Over 206,000 students applied to at least one UC campus for the fall 2016 quarter, UC officials announced Monday, setting a new record for the 12th year in a row with a 6.4 percent increase from last year.
At UC Santa Cruz freshman applicants increased by 7.9 percent with 49,133 total applicants, while transfer student applicants saw a 13.3 percent increase with 9,969 applications.
In response to the flood of applicants the UC hopes to increase enrollment by 5,000 California student residents next year, adding to an overall goal of 10,000 in-state residents over the next three years, said UC President Janet Napolitano.
“The commitment is from the UC president, as the person who is working most closely with the state legislature and the governor, who has wanted to see more students accommodated in the UC system,” said Michael McCawley, UCSC director of admissions. “And as a UC campus, we need to do our part toward that goal as well.”
This year the UC application deadline was extended for transfer students from Nov. 30 to Jan. 4 with the hope to expand enrollment.
“Lengthening the application window will help us meet this goal of expanding access to UC for California students, particularly California community college students,” said UC Office of the President (UCOP) media specialist Kate Moser. “This is in line with our goal to admit two freshmen students for every one transfer student.”
Moser said UCOP’s goal to encourage more transfer applicants was successful, with numbers rising 11.8 percent since last year.
McCawley said the system-wide enrollment increase doesn’t necessarily mean UCSC will get an undergraduate student surge.
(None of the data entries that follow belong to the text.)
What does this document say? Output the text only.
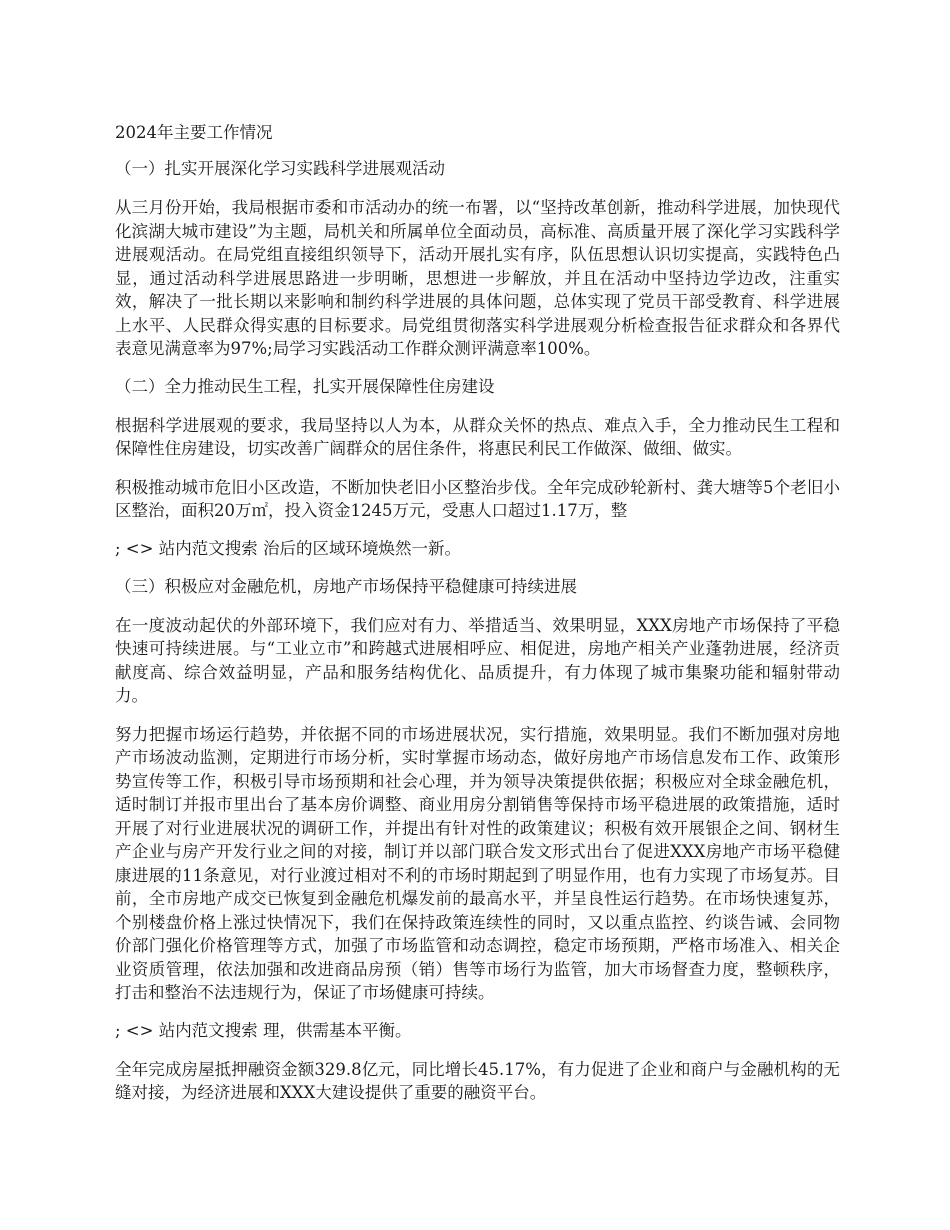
2024年主要工作情况
（一）扎实开展深化学习实践科学进展观活动
从三月份开始，我局根据市委和市活动办的统一布署，以“坚持改革创新，推动科学进展，加快现代化滨湖大城市建设”为主题，局机关和所属单位全面动员，高标准、高质量开展了深化学习实践科学进展观活动。在局党组直接组织领导下，活动开展扎实有序，队伍思想认识切实提高，实践特色凸显，通过活动科学进展思路进一步明晰，思想进一步解放，并且在活动中坚持边学边改，注重实效，解决了一批长期以来影响和制约科学进展的具体问题，总体实现了党员干部受教育、科学进展上水平、人民群众得实惠的目标要求。局党组贯彻落实科学进展观分析检查报告征求群众和各界代表意见满意率为97%;局学习实践活动工作群众测评满意率100%。
（二）全力推动民生工程，扎实开展保障性住房建设
根据科学进展观的要求，我局坚持以人为本，从群众关怀的热点、难点入手，全力推动民生工程和保障性住房建设，切实改善广阔群众的居住条件，将惠民利民工作做深、做细、做实。
积极推动城市危旧小区改造，不断加快老旧小区整治步伐。全年完成砂轮新村、龚大塘等5个老旧小区整治，面积20万㎡，投入资金1245万元，受惠人口超过1.17万，整
; <> 站内范文搜索 治后的区域环境焕然一新。
（三）积极应对金融危机，房地产市场保持平稳健康可持续进展
在一度波动起伏的外部环境下，我们应对有力、举措适当、效果明显，XXX房地产市场保持了平稳快速可持续进展。与“工业立市”和跨越式进展相呼应、相促进，房地产相关产业蓬勃进展，经济贡献度高、综合效益明显，产品和服务结构优化、品质提升，有力体现了城市集聚功能和辐射带动力。
努力把握市场运行趋势，并依据不同的市场进展状况，实行措施，效果明显。我们不断加强对房地产市场波动监测，定期进行市场分析，实时掌握市场动态，做好房地产市场信息发布工作、政策形势宣传等工作，积极引导市场预期和社会心理，并为领导决策提供依据；积极应对全球金融危机，适时制订并报市里出台了基本房价调整、商业用房分割销售等保持市场平稳进展的政策措施，适时开展了对行业进展状况的调研工作，并提出有针对性的政策建议；积极有效开展银企之间、钢材生产企业与房产开发行业之间的对接，制订并以部门联合发文形式出台了促进XXX房地产市场平稳健康进展的11条意见，对行业渡过相对不利的市场时期起到了明显作用，也有力实现了市场复苏。目前，全市房地产成交已恢复到金融危机爆发前的最高水平，并呈良性运行趋势。在市场快速复苏，个别楼盘价格上涨过快情况下，我们在保持政策连续性的同时，又以重点监控、约谈告诫、会同物价部门强化价格管理等方式，加强了市场监管和动态调控，稳定市场预期，严格市场准入、相关企业资质管理，依法加强和改进商品房预（销）售等市场行为监管，加大市场督查力度，整顿秩序，打击和整治不法违规行为，保证了市场健康可持续。
; <> 站内范文搜索 理，供需基本平衡。
全年完成房屋抵押融资金额329.8亿元，同比增长45.17%，有力促进了企业和商户与金融机构的无缝对接，为经济进展和XXX大建设提供了重要的融资平台。
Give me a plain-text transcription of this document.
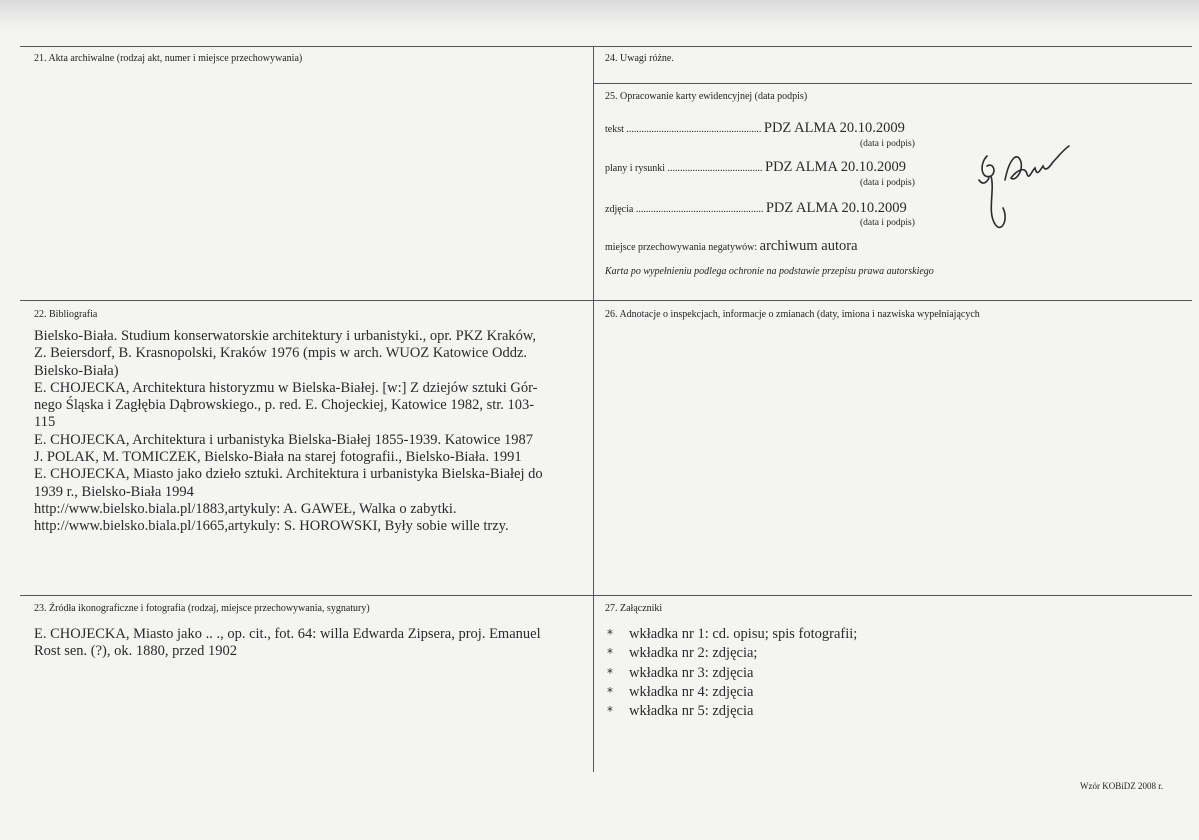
21. Akta archiwalne (rodzaj akt, numer i miejsce przechowywania)	24. Uwagi różne.
25. Opracowanie karty ewidencyjnej (data podpis)
tekst ...................................................... PDZ ALMA 20.10.2009
(data i podpis)
plany i rysunki ...................................... PDZ ALMA 20.10.2009
(data i podpis)
zdjęcia ................................................... PDZ ALMA 20.10.2009
(data i podpis)
miejsce przechowywania negatywów: archiwum autora
Karta po wypełnieniu podlega ochronie na podstawie przepisu prawa autorskiego
22. Bibliografia
Bielsko-Biała. Studium konserwatorskie architektury i urbanistyki., opr. PKZ Kraków,
Z. Beiersdorf, B. Krasnopolski, Kraków 1976 (mpis w arch. WUOZ Katowice Oddz.
Bielsko-Biała)
E. CHOJECKA, Architektura historyzmu w Bielska-Białej. [w:] Z dziejów sztuki Gór-
nego Śląska i Zagłębia Dąbrowskiego., p. red. E. Chojeckiej, Katowice 1982, str. 103-
115
E. CHOJECKA, Architektura i urbanistyka Bielska-Białej 1855-1939. Katowice 1987
J. POLAK, M. TOMICZEK, Bielsko-Biała na starej fotografii., Bielsko-Biała. 1991
E. CHOJECKA, Miasto jako dzieło sztuki. Architektura i urbanistyka Bielska-Białej do
1939 r., Bielsko-Biała 1994
http://www.bielsko.biala.pl/1883,artykuly: A. GAWEŁ, Walka o zabytki.
http://www.bielsko.biala.pl/1665,artykuly: S. HOROWSKI, Były sobie wille trzy.
26. Adnotacje o inspekcjach, informacje o zmianach (daty, imiona i nazwiska wypełniających
23. Źródła ikonograficzne i fotografia (rodzaj, miejsce przechowywania, sygnatury)
E. CHOJECKA, Miasto jako .. ., op. cit., fot. 64: willa Edwarda Zipsera, proj. Emanuel
Rost sen. (?), ok. 1880, przed 1902
27. Załączniki
* wkładka nr 1: cd. opisu; spis fotografii;
* wkładka nr 2: zdjęcia;
* wkładka nr 3: zdjęcia
* wkładka nr 4: zdjęcia
* wkładka nr 5: zdjęcia
Wzór KOBiDZ 2008 r.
Rather, UCSC will admit students when there are space and resources available.
“What people would like right now is ‘show us the picture,’ and I’m not sure we’re quite there yet, and so that creates some angst,” McCawley said. “As a campus, we have a track record of really being thoughtful about growth issues.”
Though students won’t learn of their admission decision until March, UCSC had a 51.1 percent acceptance rate for freshman for the 2015 school year, and a 57.5 percent rate for incoming transfers.
Despite concern, McCawley isn’t shaken. He’s certain the campus can handle any growth with added resources, but the planning hasn’t reached that point yet.
“We don’t know what the final enrollment growth will look like for next year; that’s still being kind of hammered out,” McCawley said. “[UCOP] has been working very closely with the campuses to identify what the issues might be, who can grow and who can’t grow.”